The San Francisco school board Tuesday night voted to cover — but not destroy — a mural that shows founding father George Washington owning slaves and beginning the conquest of Native Americans.
By a 4-3 vote, lawmakers approved a compromise plan by board president Stevon Cook to save the mural at George Washington High School from being painted over.
Back in June, the board had voted to paint over the divisive mural. Now it'll instead be obscured with panels that'll depict "the heroism of people of color in America, how we have fought against, and continue to battle discrimination, racism, hatred and poverty," Cook said.
"I brought it back so if you're upset with somebody, you can be upset with me," Cook said of his approved compromise plan.
Before the meeting, actor, civil rights activist and Washington HS alum Danny Glover implored board members to keep the "Life of Washington" mural. He said the best art is made to make people "uncomfortable" and remind all of what still needs to be accomplished.
"You have to feel uncomfortable to sense what the past is and how the past is connected to the future, the present and the future," Glover said.
The 13-panel, 1,600-square work shows Washington at various points in his life, with images of slaves working at his Mount Vernon home and a dead Native American killed in America's westward expansion.
The artwork, painted in 1935 and 1936 by Russian immigrant Victor Arnautoff, was intended as a harsh critique of Washington's legacy as America's first president.
But critics of the work said the mural was a grim reminder to students, particularly those from minority communities, of the racism they still face.

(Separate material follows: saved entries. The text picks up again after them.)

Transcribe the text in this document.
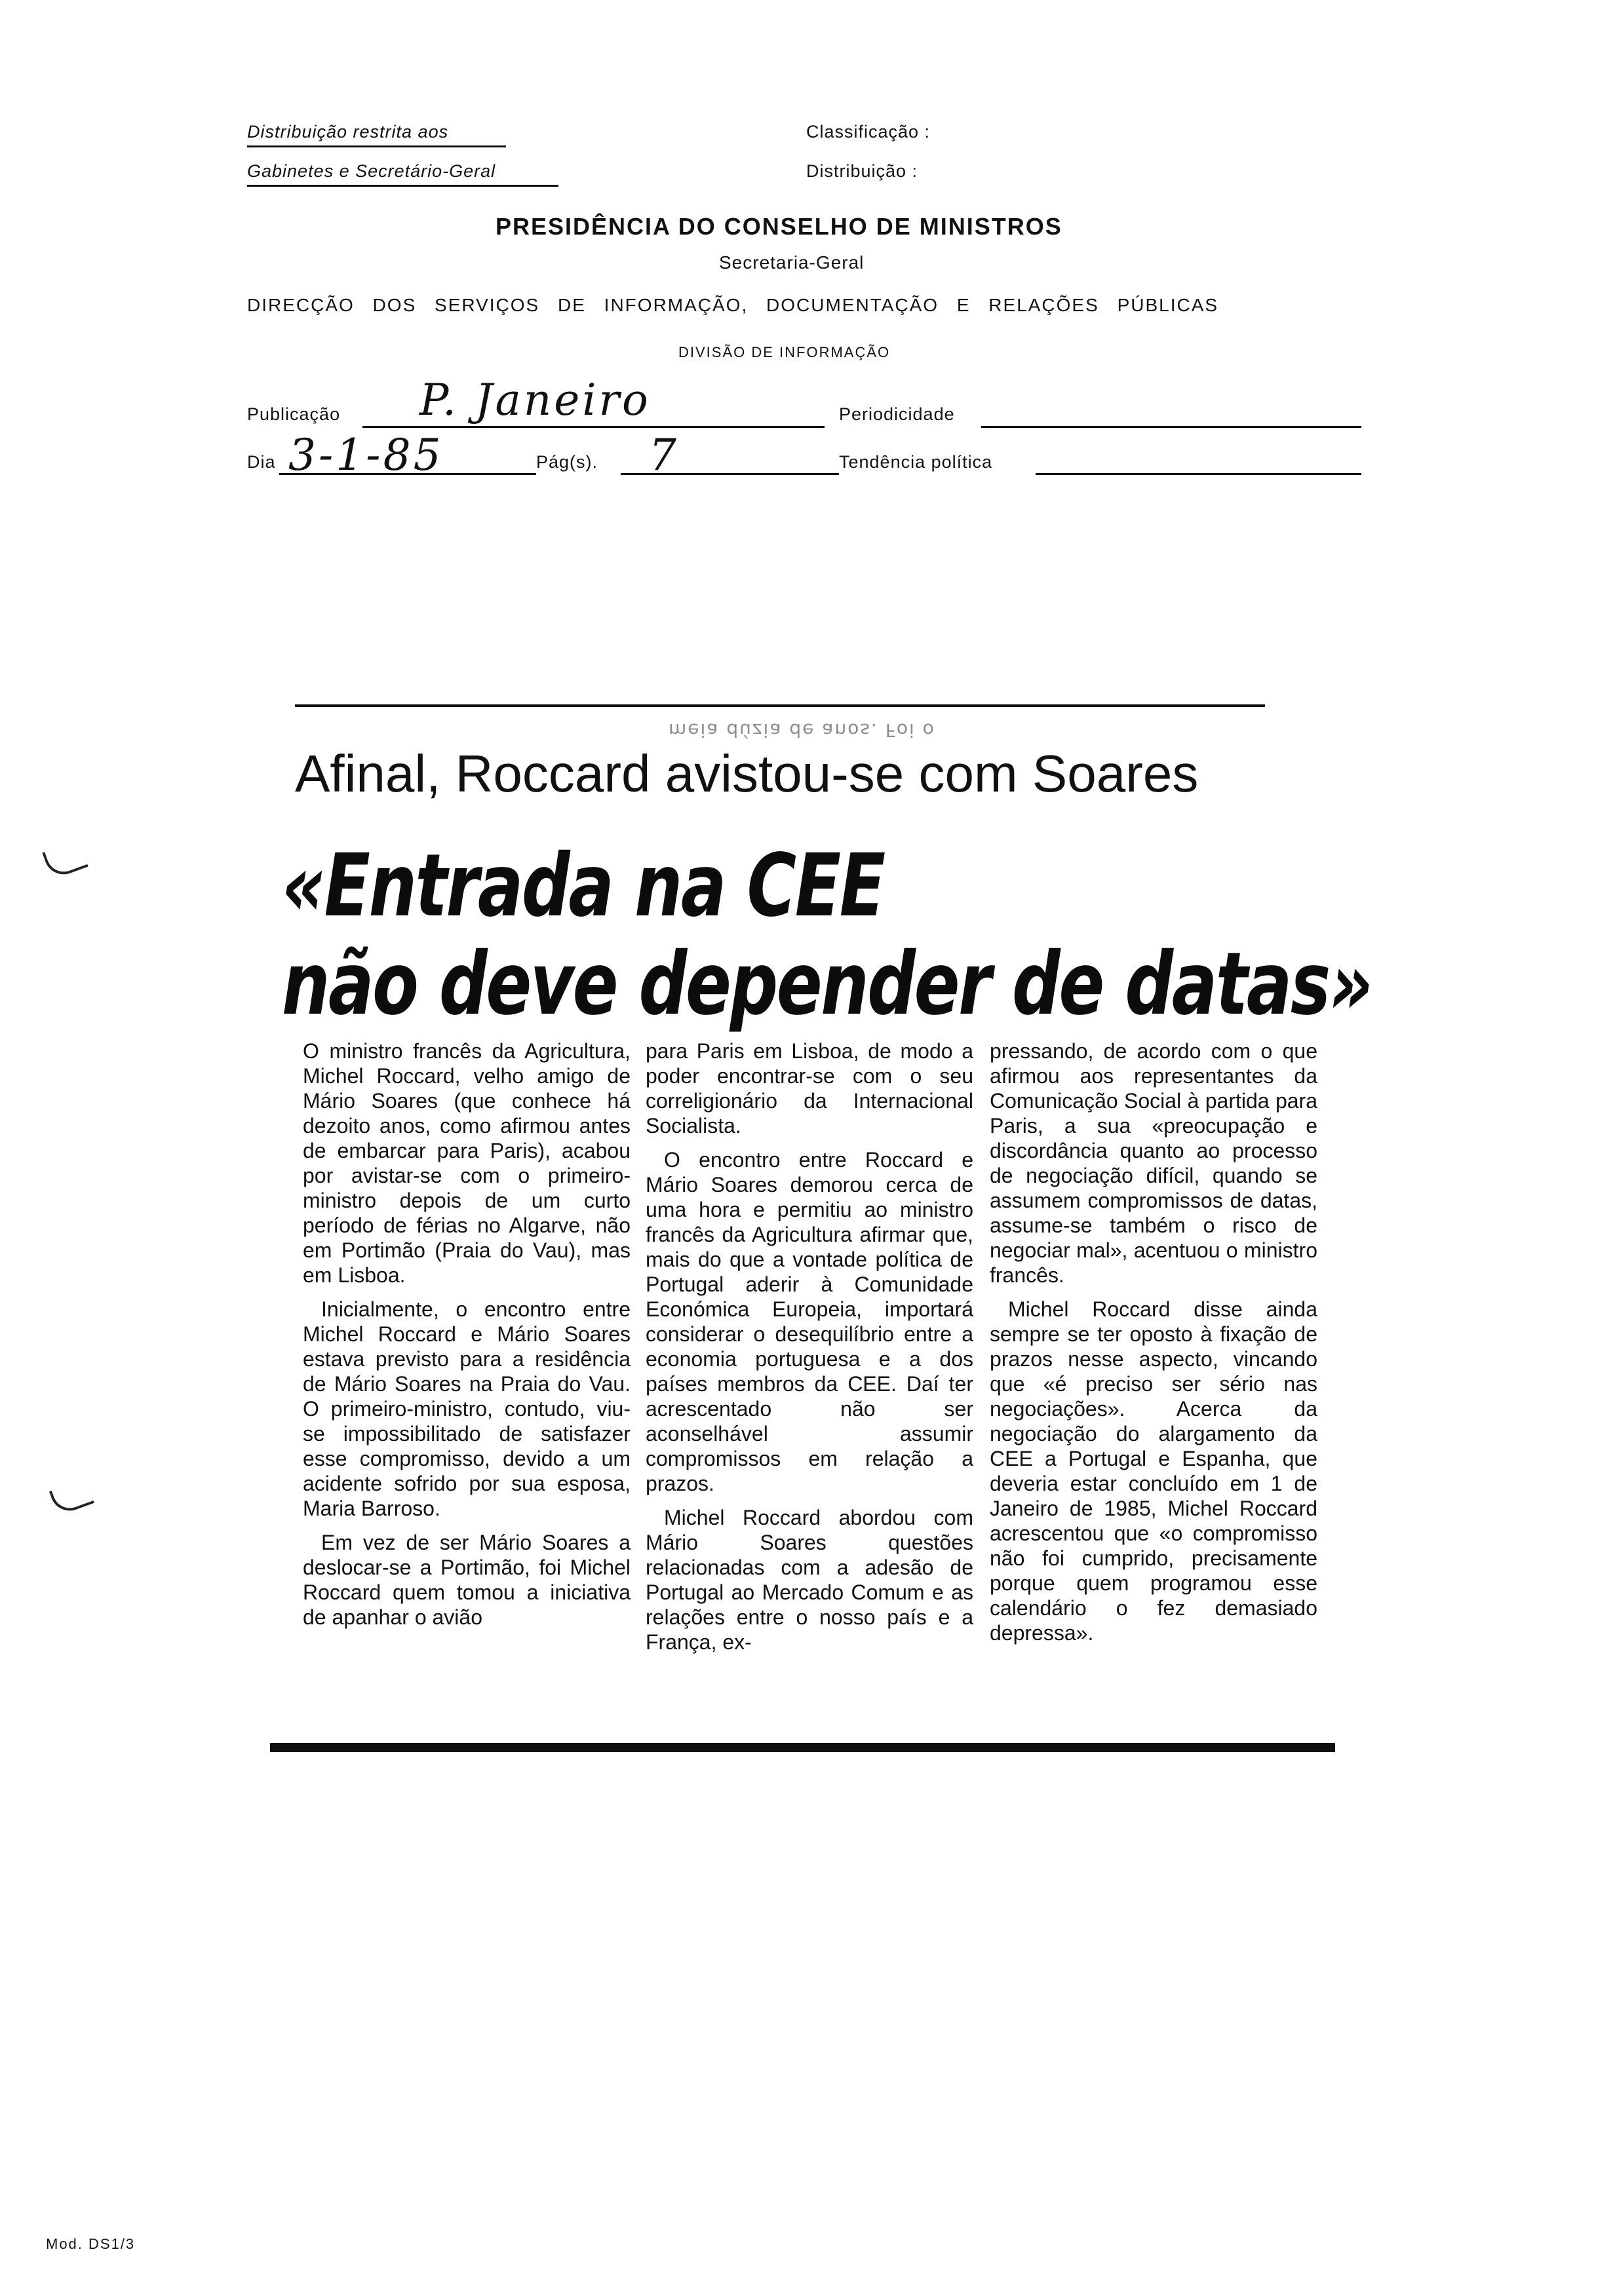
Distribuição restrita aos
Gabinetes e Secretário-Geral
Classificação :
Distribuição :
PRESIDÊNCIA DO CONSELHO DE MINISTROS
Secretaria-Geral
DIRECÇÃO DOS SERVIÇOS DE INFORMAÇÃO, DOCUMENTAÇÃO E RELAÇÕES PÚBLICAS
DIVISÃO DE INFORMAÇÃO
Publicação P. Janeiro	Periodicidade
Dia 3-1-85	Pág(s). 7	Tendência política
meia dúzia de anos. Foi o
Afinal, Roccard avistou-se com Soares
«Entrada na CEE
não deve depender de datas»

O ministro francês da Agricultura, Michel Roccard, velho amigo de Mário Soares (que conhece há dezoito anos, como afirmou antes de embarcar para Paris), acabou por avistar-se com o primeiro-ministro depois de um curto período de férias no Algarve, não em Portimão (Praia do Vau), mas em Lisboa.

Inicialmente, o encontro entre Michel Roccard e Mário Soares estava previsto para a residência de Mário Soares na Praia do Vau. O primeiro-ministro, contudo, viu-se impossibilitado de satisfazer esse compromisso, devido a um acidente sofrido por sua esposa, Maria Barroso.

Em vez de ser Mário Soares a deslocar-se a Portimão, foi Michel Roccard quem tomou a iniciativa de apanhar o avião

para Paris em Lisboa, de modo a poder encontrar-se com o seu correligionário da Internacional Socialista.

O encontro entre Roccard e Mário Soares demorou cerca de uma hora e permitiu ao ministro francês da Agricultura afirmar que, mais do que a vontade política de Portugal aderir à Comunidade Económica Europeia, importará considerar o desequilíbrio entre a economia portuguesa e a dos países membros da CEE. Daí ter acrescentado não ser aconselhável assumir compromissos em relação a prazos.

Michel Roccard abordou com Mário Soares questões relacionadas com a adesão de Portugal ao Mercado Comum e as relações entre o nosso país e a França, ex-

pressando, de acordo com o que afirmou aos representantes da Comunicação Social à partida para Paris, a sua «preocupação e discordância quanto ao processo de negociação difícil, quando se assumem compromissos de datas, assume-se também o risco de negociar mal», acentuou o ministro francês.

Michel Roccard disse ainda sempre se ter oposto à fixação de prazos nesse aspecto, vincando que «é preciso ser sério nas negociações». Acerca da negociação do alargamento da CEE a Portugal e Espanha, que deveria estar concluído em 1 de Janeiro de 1985, Michel Roccard acrescentou que «o compromisso não foi cumprido, precisamente porque quem programou esse calendário o fez demasiado depressa».

Mod. DS1/3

Bay Area residents on both sides of the argument came away with some, but not all, that they wanted Tuesday night.
“We’re happy that it’s going to be covered. That’s what we wanted ultimately, we don’t want students to have to see this still,” mural opponent Arianna Antone-Ramirez told NBC Bay Area. “But we do wish it would have been voted to be painted down."
It’s expected to take years to design panels to have the art obscured.
“I don’t want to a call it a victory per se,” said preservationist Tamaka Bailey. “I look at it as preserving history.”